Yahya Fahimuddin, a sixth-year computer science student at the University of California, Los Angeles, endorsed the latter finding, saying professors do seem more concerned with research. He said he can't remember the last time he wrote a paper longer than three pages, double-spaced. He feels little connection to his professors and gets the sense that mastering material is not as important as the drudge work of meeting goals and getting through material on schedule.
"Honestly, you can get by with Wikipedia and pass just about anything," he said.
Phil Hampton, a UCLA spokesman, said the university offers a rigorous and well-rounded curriculum led by faculty committed to student learning, and pointed to a study that showed high student satisfaction with their experience.
So what to do? The report warns that federally mandated fixes similar to "No Child Left Behind" in K-12 education would be "counterproductive," in part because researchers are still learning how to measure learning. But it does make clear that accountability should be emphasized more at the institutional level, starting with college presidents.
Some colleges and universities are taking steps. The University of Charleston, in West Virginia, has beefed up writing assignments in disciplines such as nursing and biology to improve learning. President Edwin Welch is among more than 70 college and university presidents pledging to take steps to improve student learning, use evidence to improve instruction and publicize results.
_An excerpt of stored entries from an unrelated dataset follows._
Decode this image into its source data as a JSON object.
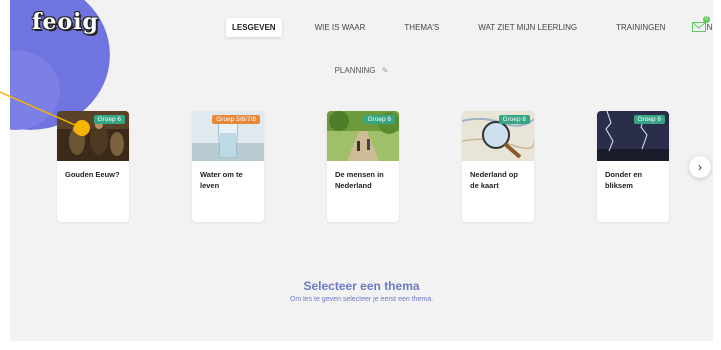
{
  "logo": {
    "text": "feoig"
  },
  "nav": {
    "items": [
      {
        "label": "LESGEVEN",
        "active": true
      },
      {
        "label": "WIE IS WAAR",
        "active": false
      },
      {
        "label": "THEMA'S",
        "active": false
      },
      {
        "label": "WAT ZIET MIJN LEERLING",
        "active": false
      },
      {
        "label": "TRAININGEN",
        "active": false
      },
      {
        "label": "INSTELLINGEN",
        "active": false
      }
    ],
    "mail_icon": "envelope-icon",
    "mail_badge": "0"
  },
  "planning": {
    "label": "PLANNING",
    "edit_icon": "pencil-icon"
  },
  "cards": [
    {
      "title": "Gouden Eeuw?",
      "badge": "Groep 6",
      "badge_color": "#36a584"
    },
    {
      "title": "Water om te leven",
      "badge": "Groep 5/6/7/8",
      "badge_color": "#e8893a"
    },
    {
      "title": "De mensen in Nederland",
      "badge": "Groep 6",
      "badge_color": "#36a584"
    },
    {
      "title": "Nederland op de kaart",
      "badge": "Groep 6",
      "badge_color": "#36a584"
    },
    {
      "title": "Donder en bliksem",
      "badge": "Groep 6",
      "badge_color": "#36a584"
    }
  ],
  "next_button": {
    "icon": "chevron-right-icon"
  },
  "empty_state": {
    "title": "Selecteer een thema",
    "subtitle": "Om les te geven selecteer je eerst een thema."
  },
  "colors": {
    "accent": "#6d7ac6",
    "blob": "#6f74e0",
    "pointer": "#f4b400"
  }
}
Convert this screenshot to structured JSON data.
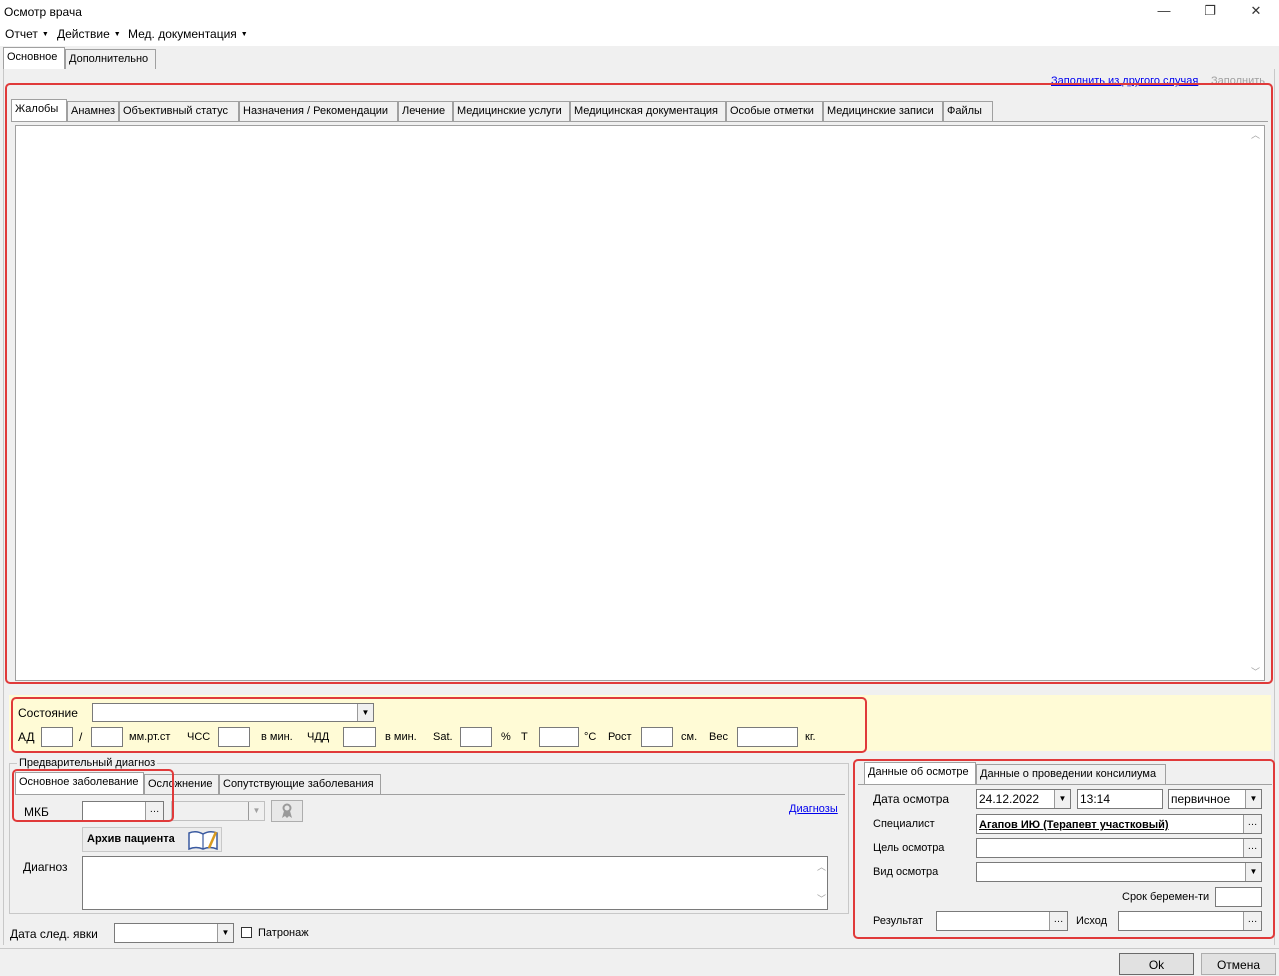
{
  "window": {
    "title": "Осмотр врача",
    "controls": [
      "—",
      "❐",
      "✕"
    ]
  },
  "menu": {
    "items": [
      {
        "label": "Отчет"
      },
      {
        "label": "Действие"
      },
      {
        "label": "Мед. документация"
      }
    ],
    "arrow": "▼"
  },
  "top_tabs": [
    {
      "label": "Основное",
      "active": true
    },
    {
      "label": "Дополнительно",
      "active": false
    }
  ],
  "links": {
    "fill_from_other": "Заполнить из другого случая",
    "fill": "Заполнить"
  },
  "inner_tabs": [
    "Жалобы",
    "Анамнез",
    "Объективный статус",
    "Назначения / Рекомендации",
    "Лечение",
    "Медицинские услуги",
    "Медицинская документация",
    "Особые отметки",
    "Медицинские записи",
    "Файлы"
  ],
  "vitals": {
    "state_label": "Состояние",
    "ad_label": "АД",
    "slash": "/",
    "mmhg": "мм.рт.ст",
    "hr_label": "ЧСС",
    "per_min": "в мин.",
    "rr_label": "ЧДД",
    "per_min2": "в мин.",
    "sat_label": "Sat.",
    "percent": "%",
    "t_label": "Т",
    "celsius": "°С",
    "height_label": "Рост",
    "cm": "см.",
    "weight_label": "Вес",
    "kg": "кг."
  },
  "diagnosis": {
    "group_label": "Предварительный диагноз",
    "tabs": [
      "Основное заболевание",
      "Осложнение",
      "Сопутствующие заболевания"
    ],
    "mkb_label": "МКБ",
    "diagnoses_link": "Диагнозы",
    "archive_label": "Архив пациента",
    "diag_label": "Диагноз"
  },
  "bottom": {
    "next_visit_label": "Дата след. явки",
    "patronage_label": "Патронаж"
  },
  "exam": {
    "tabs": [
      "Данные об осмотре",
      "Данные о проведении консилиума"
    ],
    "date_label": "Дата осмотра",
    "date_value": "24.12.2022",
    "time_value": "13:14",
    "visit_type_value": "первичное",
    "specialist_label": "Специалист",
    "specialist_value": "Агапов ИЮ (Терапевт участковый)",
    "purpose_label": "Цель осмотра",
    "kind_label": "Вид осмотра",
    "pregnancy_label": "Срок беремен-ти",
    "result_label": "Результат",
    "outcome_label": "Исход"
  },
  "buttons": {
    "ok": "Ok",
    "cancel": "Отмена"
  }
}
"I think we do need more transparency," Welch said. "I think a student at a private institution who might go into debt for $40,000 or $50,000 has the right to know what he can learn at the institution."
Lindsay McCluskey, president of the United States Student Association, said the findings speak to a larger problem in U.S. higher education: universities being run more like corporations than educational institutions, with students viewed as consumers who come for a degree and move on.
"There is less personal attention in the classroom, fewer tenure-track positions, and more classes are being taught by teaching assistants and in some cases undergraduate students," said McCluskey, a recent graduate of the University of Massachusetts Amherst. "Obviously, that has an impact on our learning and the experience we get in college."
AP staff writer Alan Scher Zagier in Columbia, Mo., contributed information to this report. Gorski reported from Denver.